Mozart’s Magic Flute was the highlight of the first Easter Festival in Baden-Baden in April 2013. Following the festival, the orchestra also gave a concert performance of the production in which the singers enchanted the audience with both their vocal and dramatic skills. Simon Rattle also revealed himself to be an excellent interpreter of Mozart, bringing out the whole transparency, tonal beauty and drama of the score.
Singspiel, magical extravaganza, popular theatre, mystery play, didactic theatre, parable – Wolfgang Amadeus Mozart’s final stage work has been assigned to the widest range of theatrical forms. No surprise, given that the libretto from the hand of the composer’s actor friend and impresario Emanuel Schikaneder is a conglomeration of various sources: The tale Lulu oder die Zauberflöte from a collection of fairytale by Christian Martin Wieland, Paul Wranitzsky’s opera Oberon, the Egyptian novel Séthos by the French Abbé Jean Terrasson and many other works, they could all be seen as inspiration for Schikaneder’s libretto.
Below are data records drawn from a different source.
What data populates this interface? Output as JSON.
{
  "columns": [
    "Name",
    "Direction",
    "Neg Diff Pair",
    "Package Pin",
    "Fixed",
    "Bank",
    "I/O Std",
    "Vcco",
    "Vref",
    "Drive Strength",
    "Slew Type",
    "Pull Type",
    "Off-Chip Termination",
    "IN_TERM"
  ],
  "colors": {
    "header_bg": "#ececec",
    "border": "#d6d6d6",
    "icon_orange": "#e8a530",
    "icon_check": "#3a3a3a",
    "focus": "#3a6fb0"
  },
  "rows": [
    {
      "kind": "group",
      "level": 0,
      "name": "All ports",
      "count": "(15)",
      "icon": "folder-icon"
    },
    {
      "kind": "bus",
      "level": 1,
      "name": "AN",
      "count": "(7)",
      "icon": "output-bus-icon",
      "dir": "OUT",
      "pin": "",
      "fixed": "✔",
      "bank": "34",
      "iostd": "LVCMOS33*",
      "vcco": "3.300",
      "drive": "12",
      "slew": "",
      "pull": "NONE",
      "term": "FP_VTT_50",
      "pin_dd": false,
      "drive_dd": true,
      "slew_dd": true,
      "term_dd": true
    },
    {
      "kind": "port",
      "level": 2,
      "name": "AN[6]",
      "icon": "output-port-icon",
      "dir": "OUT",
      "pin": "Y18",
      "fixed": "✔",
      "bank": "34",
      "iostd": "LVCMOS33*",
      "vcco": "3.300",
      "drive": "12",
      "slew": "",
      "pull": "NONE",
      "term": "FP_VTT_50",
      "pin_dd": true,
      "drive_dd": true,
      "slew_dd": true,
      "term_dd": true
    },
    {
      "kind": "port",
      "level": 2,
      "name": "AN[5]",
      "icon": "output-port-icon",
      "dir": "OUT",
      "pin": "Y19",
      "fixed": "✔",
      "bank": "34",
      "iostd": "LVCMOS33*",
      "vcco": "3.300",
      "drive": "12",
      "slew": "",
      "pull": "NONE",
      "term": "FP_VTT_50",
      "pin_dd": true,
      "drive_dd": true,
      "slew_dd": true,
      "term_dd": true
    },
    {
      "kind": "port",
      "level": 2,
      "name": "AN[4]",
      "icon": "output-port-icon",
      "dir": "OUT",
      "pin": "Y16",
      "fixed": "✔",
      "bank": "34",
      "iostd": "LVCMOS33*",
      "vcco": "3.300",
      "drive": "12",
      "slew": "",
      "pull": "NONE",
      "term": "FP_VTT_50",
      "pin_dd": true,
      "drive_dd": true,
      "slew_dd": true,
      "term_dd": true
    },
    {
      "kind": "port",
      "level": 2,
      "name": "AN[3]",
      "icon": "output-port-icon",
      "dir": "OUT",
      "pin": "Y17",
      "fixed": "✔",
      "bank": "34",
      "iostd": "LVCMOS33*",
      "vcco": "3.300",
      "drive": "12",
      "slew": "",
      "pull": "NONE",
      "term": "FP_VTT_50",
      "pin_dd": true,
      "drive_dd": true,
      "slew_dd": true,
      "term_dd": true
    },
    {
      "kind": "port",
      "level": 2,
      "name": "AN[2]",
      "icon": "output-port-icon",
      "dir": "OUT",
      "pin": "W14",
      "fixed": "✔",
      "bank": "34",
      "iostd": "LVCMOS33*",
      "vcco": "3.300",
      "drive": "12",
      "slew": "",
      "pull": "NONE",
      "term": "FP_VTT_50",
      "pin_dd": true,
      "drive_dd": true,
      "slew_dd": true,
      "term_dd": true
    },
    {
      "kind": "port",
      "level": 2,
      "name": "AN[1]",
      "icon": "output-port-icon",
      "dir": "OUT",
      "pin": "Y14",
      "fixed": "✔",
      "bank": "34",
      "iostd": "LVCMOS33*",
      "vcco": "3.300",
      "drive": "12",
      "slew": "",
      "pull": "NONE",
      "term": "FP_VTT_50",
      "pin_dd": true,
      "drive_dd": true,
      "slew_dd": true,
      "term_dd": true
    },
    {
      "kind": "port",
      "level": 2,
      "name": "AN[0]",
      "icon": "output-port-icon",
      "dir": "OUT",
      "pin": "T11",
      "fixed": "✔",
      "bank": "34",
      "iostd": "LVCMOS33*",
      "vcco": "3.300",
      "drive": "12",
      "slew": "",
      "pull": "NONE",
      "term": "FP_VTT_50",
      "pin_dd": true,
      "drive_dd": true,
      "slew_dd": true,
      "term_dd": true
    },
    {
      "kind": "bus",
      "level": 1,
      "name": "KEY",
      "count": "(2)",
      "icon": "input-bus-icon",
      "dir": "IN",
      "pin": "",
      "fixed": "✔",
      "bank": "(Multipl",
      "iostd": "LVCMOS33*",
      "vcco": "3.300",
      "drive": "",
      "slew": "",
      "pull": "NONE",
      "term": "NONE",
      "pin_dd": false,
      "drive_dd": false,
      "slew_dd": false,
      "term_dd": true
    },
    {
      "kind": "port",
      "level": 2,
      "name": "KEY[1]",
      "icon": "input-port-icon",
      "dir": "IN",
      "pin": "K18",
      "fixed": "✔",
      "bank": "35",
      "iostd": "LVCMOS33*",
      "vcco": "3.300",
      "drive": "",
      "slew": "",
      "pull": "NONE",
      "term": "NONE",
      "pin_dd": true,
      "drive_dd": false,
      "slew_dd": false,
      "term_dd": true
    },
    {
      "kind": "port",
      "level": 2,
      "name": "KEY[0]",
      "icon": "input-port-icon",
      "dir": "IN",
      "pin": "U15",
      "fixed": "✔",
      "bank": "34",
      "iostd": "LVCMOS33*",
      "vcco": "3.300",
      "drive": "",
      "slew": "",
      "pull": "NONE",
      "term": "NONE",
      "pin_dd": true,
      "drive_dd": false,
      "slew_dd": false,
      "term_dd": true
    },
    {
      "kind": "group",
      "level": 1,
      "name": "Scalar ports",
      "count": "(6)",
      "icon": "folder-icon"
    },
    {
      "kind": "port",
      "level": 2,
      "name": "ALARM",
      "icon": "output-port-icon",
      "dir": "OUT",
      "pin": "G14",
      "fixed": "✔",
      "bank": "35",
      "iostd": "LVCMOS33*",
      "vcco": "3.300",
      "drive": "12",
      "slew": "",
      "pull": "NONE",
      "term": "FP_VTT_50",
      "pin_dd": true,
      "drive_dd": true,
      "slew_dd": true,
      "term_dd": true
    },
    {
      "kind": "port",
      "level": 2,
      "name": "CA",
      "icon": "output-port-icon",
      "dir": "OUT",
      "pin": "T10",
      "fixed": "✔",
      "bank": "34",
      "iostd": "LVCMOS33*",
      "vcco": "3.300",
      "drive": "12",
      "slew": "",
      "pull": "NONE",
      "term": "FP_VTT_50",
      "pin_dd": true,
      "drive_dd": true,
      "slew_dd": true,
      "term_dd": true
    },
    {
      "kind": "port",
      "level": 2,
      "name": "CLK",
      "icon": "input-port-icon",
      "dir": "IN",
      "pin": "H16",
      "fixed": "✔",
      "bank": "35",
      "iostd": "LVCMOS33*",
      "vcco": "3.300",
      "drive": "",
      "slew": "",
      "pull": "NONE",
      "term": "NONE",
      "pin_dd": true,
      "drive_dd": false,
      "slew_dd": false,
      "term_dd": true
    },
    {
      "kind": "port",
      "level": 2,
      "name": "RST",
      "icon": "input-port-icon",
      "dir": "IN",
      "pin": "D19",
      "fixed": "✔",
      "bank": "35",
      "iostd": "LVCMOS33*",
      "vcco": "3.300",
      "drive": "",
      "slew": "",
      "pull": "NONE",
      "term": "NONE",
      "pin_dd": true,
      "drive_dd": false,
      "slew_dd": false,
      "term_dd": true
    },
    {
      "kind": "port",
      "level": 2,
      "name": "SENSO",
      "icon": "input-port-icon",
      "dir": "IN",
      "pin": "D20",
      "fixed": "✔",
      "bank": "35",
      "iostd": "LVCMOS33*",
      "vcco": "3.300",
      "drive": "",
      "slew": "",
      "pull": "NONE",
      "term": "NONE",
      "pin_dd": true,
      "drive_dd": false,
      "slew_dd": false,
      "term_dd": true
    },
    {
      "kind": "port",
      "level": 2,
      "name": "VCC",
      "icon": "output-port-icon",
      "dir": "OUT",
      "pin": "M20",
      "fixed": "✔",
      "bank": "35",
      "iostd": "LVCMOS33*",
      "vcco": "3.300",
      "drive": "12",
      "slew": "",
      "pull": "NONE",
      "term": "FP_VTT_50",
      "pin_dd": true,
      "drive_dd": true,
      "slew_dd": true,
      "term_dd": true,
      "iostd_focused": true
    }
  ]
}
An opera entitled Kaspar der Fagottist oder: Die Zauberzither, premiered three months before the Magic Flute in Vienna, even caused Schikaneder to make significant changes to the piece while he was writing it, as the similarities were too great. Mozart’s music has also long been subsumed among the numerous inconsistencies of the libretto – unjustly, as no other than Richard Wagner recognised: for what “did Mozart built on this strange adventurous basis! What divine magic wafts through this work, from the most popular songs to the most sublime of hymns! What versatility, what diversity! What simple yet elegant popularity in every melody, from the simplest to the most powerful!”